Hard as it may be to remember, there was a time when automakers like BMW didn’t produce crossover SUVs.
For the Bavarian automaker, that time came to an end nearly 20 years ago when it introduced the first-generation X5 – just a couple of years after Mercedes launched the M-Class (now known as the GLE), a few years before Porsche rolled out the first Cayenne, and several years before Audi joined in with the original Q7.
Those times are long behind us, though – particularly for BMW, which has rolled out the X1, X2, X3, X4, and X6 in the years since. And along the way, it’s introduced several new iterations of the X5 that kicked it all off.
Bayerische Motoren Werke just revealed the latest of four generations of X5 just the other day. And like those that came before, it promises a significant improvement over the model it replaces. Not least of all stylistically. So take a ride with us down the dusty trails of the Bavarian countryside as we compare the new X5 with the outgoing model.
Bigger Grille’s Just The Start
The most immediately discernible stylistic difference between the third- and fourth-generation X5s is the grille. The new model’s twin-kidney aperture is noticeably taller, with bodywork separating it from the headlights (which are mostly the same shape as the previous model’s) instead of the area in between.
The ducts in the front bumper are bigger, too, with previous round daytime running lights now integrated into the front corner vents, and the horizontal intake between the grille and air dam divvied up between the higher and lower openings – all of which lends the new G05 model a more aggressive look over the previous F15.
The creases along the flank also seek to emphasize the wheels more, with more pronounced wheel arches, an upward arch in the character line above the rear wheels, and a more pronounced vent behind the front rollers. And though the greenhouse is largely the same shape, and still encompasses BMW’s signature Hofmeister kink in the D-pillar – but that dogleg starts a little higher in tandem with the emphasized rear wheel.
While the headlamps haven’t changed much in shape from one model to the next, the taillights most definitely have – and we’re not entirely sure for the better. Where the F15 mode’s lights carried a shape to the previous two iterations, the G05’s adopt a different outline entirely, and they remind us more of an American crossover than a German one. (Which may be just as well, because BMW makes most of its crossovers in the US, anyway.)
The rear bumper incorporates a more functional-looking channeled faux-diffuser, flanked by trapezoidal tailpipe finishers instead of round tips.
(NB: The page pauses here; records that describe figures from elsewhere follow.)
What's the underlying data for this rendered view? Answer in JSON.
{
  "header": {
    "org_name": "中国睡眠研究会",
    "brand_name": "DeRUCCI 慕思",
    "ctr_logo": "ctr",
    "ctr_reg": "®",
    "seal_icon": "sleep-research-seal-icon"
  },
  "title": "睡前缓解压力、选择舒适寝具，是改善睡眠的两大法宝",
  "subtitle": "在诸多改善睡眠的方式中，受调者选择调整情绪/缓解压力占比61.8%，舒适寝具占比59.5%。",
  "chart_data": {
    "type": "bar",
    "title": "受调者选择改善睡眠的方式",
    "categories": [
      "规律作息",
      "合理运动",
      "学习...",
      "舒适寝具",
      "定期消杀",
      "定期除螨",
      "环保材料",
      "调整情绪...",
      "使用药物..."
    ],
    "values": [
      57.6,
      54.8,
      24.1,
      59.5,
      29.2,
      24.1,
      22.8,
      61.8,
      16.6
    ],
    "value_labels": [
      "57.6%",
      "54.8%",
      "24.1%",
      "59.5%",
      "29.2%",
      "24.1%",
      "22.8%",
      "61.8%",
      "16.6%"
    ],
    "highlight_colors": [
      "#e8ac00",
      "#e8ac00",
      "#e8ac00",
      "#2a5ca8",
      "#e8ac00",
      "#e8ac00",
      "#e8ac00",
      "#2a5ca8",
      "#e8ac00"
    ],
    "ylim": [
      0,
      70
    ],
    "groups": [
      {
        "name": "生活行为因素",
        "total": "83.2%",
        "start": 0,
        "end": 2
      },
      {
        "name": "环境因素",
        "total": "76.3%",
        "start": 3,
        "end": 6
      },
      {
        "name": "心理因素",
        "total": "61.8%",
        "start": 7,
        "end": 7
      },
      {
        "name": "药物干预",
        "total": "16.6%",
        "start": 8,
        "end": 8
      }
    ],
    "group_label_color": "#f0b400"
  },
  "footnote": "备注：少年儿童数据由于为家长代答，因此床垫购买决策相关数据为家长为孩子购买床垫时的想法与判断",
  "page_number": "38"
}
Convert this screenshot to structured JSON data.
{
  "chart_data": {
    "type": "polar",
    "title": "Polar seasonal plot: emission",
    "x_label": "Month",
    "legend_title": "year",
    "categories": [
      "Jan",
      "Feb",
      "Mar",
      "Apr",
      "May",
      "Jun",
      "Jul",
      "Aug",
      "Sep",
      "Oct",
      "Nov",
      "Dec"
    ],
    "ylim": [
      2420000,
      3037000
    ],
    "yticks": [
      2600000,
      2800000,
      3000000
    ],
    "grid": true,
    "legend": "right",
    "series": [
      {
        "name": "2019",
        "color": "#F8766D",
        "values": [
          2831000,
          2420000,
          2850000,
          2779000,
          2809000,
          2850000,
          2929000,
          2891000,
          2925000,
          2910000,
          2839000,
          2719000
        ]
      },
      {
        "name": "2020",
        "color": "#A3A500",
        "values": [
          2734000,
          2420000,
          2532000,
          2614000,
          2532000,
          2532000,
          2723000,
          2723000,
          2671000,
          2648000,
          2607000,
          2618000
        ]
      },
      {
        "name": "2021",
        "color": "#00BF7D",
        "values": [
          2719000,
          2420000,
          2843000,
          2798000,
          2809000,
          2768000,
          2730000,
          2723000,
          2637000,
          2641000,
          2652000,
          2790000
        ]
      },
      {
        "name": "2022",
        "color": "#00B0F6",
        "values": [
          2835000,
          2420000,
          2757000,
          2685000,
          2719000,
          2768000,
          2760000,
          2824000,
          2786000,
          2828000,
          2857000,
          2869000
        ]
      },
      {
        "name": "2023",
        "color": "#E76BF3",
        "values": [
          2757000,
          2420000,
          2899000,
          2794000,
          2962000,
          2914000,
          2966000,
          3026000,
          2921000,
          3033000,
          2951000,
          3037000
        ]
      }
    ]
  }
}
The horizontally split styling of the tailgate has carried over, though, so there’s still a measure of aesthetic continuity there.
Familiar But Updated Interior
The manufacturer has yet to show us much of the new X5’s interior. But from what we can see, the environment ought to be familiar to existing owners considering trading in. Like the tailgate, the dashboard retains a distinctly horizontal layout to give it an expansive and spacious (as opposed to a more cocooning) look and feel.
Like the front end, the vents inside are more pronounced, though, with the HVAC controls framed together with the center vents and separated from the audio knobs – which may make it easier to operate without the driver taking his or her eyes off the road. As is the trend, the infotainment display is wider, and there’s a digital instrument cluster as well, mounted behind a slimmer-spoked steering wheel.
Taken all together, the styling of the new X5 strikes us as a marked improvement over the model it replaces. As well it should. With over 2.2 million units sold around the world over the course of its lifetime, the X5 is one of BMW’s biggest sellers –especially in the United States where it ranked last year second only to the 3 Series. In fact BMW sold more X5s here last year than the entire Mini brand, and even on styling alone, the new model ought to attract even more customers.